Describing the Bill in its current form as “insufficient,” Mr Adams said it does not protect businesses against inexperienced insolvency practitioners.

Apart from allowing anyone overseas to take insolvency appointments, the Second Draft of the Bill, released by the Commerce Select Committee on May 9, 2011, fell short in providing any real enhancement to the existing legislation and failed to incorporate proper tests to determine eligibility criteria for practitioners, he said.

“While the Bill and its amendments may be a step in the right direction, it is vital that the Commerce Select Committee moves to close the loop-holes that currently exist to protect innocent individuals from inexperienced or rogue practitioners, including ensuring that all office-holders have to be New Zealand resident,” Mr Adam said.

He said individuals must demonstrate that they have the relevant training, experience and competence to undertake appointments.

There should also be a third party test or endorsement to validate the individual as being of sound mind and character, he said.

Commerce Minister Simon Power told the Board of the Institute of Financial Professionals on May 11 that his Government had put in place a regime that provided investors with information to make the right decisions.

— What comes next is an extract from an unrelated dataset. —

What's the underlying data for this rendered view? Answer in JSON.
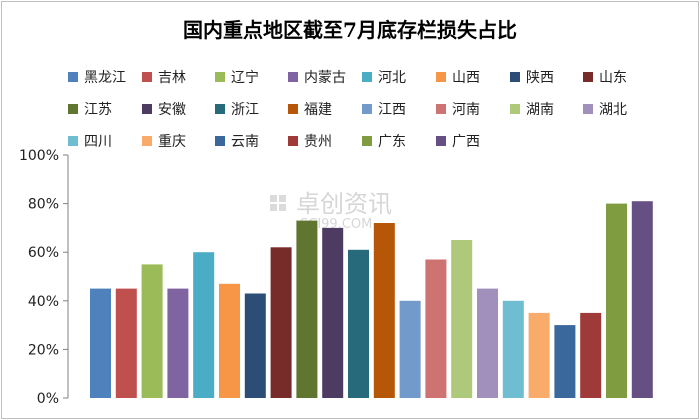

“We are also ensuring that those in the financial system are acting with integrity and competence,” he said.

According to Mr Adams, the Insolvency Practitioners Bill could be highly effective, provided it incorporated some minor amendments.

“The Bill will be highly effective if it ensures that a fit and proper test is carried out by the Registrar at the time of transition from the existing regime and thereafter. We hope that one of Mr Power’s final acts as Minister will be to ensure that the other end of the regulatory framework is appropriately regulated and controlled,” he said.